The sound of tropical birds and other animals of the forest can be heard from every direction and it is good to get away from the town and all of the people and just connect with nature.
There are tigers and black leopards here and wild peacocks and chickens too. Also huge deer-like animals similar to an elk, but slightly smaller. There were elephants here in the past, but the town people think the last one was killed a few years ago by ivory hunters. Such a sad thought.
Of course there are snakes and monkeys and other creatures that I am not familiar with, and yet, it feels to me much like the forest I walk when I’m home.
I stopped on the trail in and spoke with the giant tree that a local man said has been worshiped as sacred for hundreds of years. It’s roots form a series of separate walls that radiate out from the trunk creating a series of temple like places where one can stand and meditate, and so I did so. It was very moving.
This whole jungle is very ancient and mostly untouched by human hands although I have observed some remnants of ancient stone walls long ago taken over by the vines and time.
There are many legends about this place and what has transpired over the millennia as humans interacted with it, and the locals do not share its location with tourists or foreigners. In that respect, I feel very honored to be seen as a holy man here, and to be afforded special access to this and other venues.
I have been offered an introduction to the Chief Priest of the famous Moambika Temple here which is dedicated to the Divine Mother. Making these connections allows me to both weave traditions together and to better understand the deep roots that permeate this culture, and also create life-long friendships with allies that can help me with my work toward peace and equality for all.
Many don’t understand the power of all of this, but these friendships create a base to work from when I’m addressing issues like caste or the status of women here. The leaders here, both political and spiritual, have a deep respect for me and actively listen to my counsel, and that is not an easy thing to achieve. And of course each of them have many who follow them. In this way, I can effect change for many by simply changing a few. This is the core of my philosophy and my life’s work.

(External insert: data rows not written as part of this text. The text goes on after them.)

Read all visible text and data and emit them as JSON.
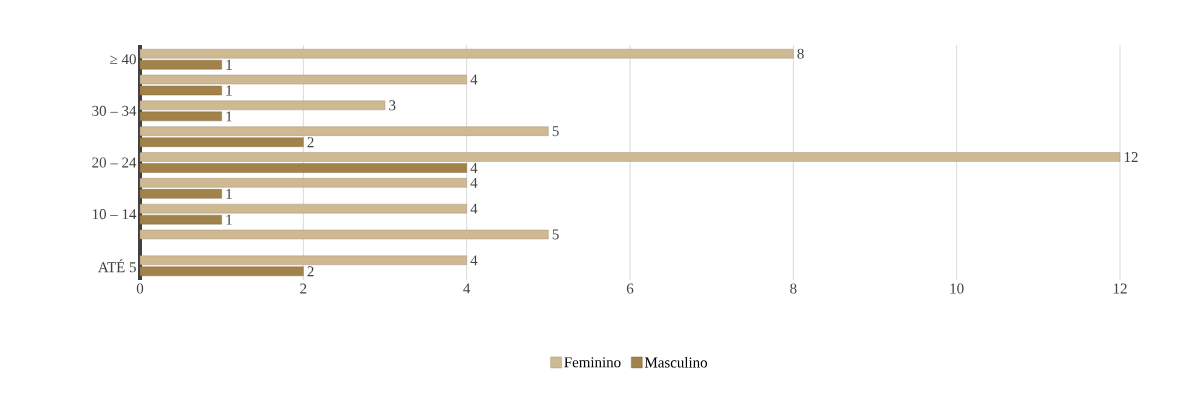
{
  "chart_data": {
    "type": "bar",
    "orientation": "horizontal",
    "categories": [
      "≥ 40",
      null,
      "30 – 34",
      null,
      "20 – 24",
      null,
      "10 – 14",
      null,
      "ATÉ 5"
    ],
    "series": [
      {
        "name": "Feminino",
        "color": "#cfb993",
        "values": [
          8,
          4,
          3,
          5,
          12,
          4,
          4,
          5,
          4
        ]
      },
      {
        "name": "Masculino",
        "color": "#a0824a",
        "values": [
          1,
          1,
          1,
          2,
          4,
          1,
          1,
          null,
          2
        ]
      }
    ],
    "xlim": [
      0,
      12
    ],
    "xticks": [
      0,
      2,
      4,
      6,
      8,
      10,
      12
    ],
    "grid": "x",
    "legend": "bottom",
    "data_labels": true
  }
}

Today I have a meeting with Sri Tathata to talk about partnering together towards world peace and a better future for our planet. I am hopeful to make that connection and to lay a foundation for many projects to come.
On a totally different note, we are staying in an amazing hotel in Kollur called the Abimon Luxury Hotel. They have given me the penthouse suite, and I have a patio high above the town which allows me a view of both the sacred mountain and jungles, but also the bustling village below. The owner has built this hotel as a shrine to his departed son, who at 17 years old had a vision of a luxury hotel that would accommodate world spiritual leaders and other prominent guests when they came to visit the temple. Tonight I will perform a blessing for the hotel and any who need support.
Tomorrow we leave this magical place and travel by car to Mangalore. Then after a long layover we fly from Mangalore to Mumbai. We have another long layover and then leave for London.
We have a 27 hour layover in the UK, and I hope to take Simon & Katrina to the British Museum before taking off for the United States. We will take the Polar route, entering America somewhere far in the Northeast. Then we fly across the continent to San Francisco and home.
I will write more about our journey later, but for now I shall get lost in the sounds of exotic birds and the wind, blowing between giant trees and lush tropical growth. I hear the crying of some large animal in the distance. Who knows what it might be. This is a place of both mystery and strange experiences. I can easily see how one can get lost within it all and return changed forever.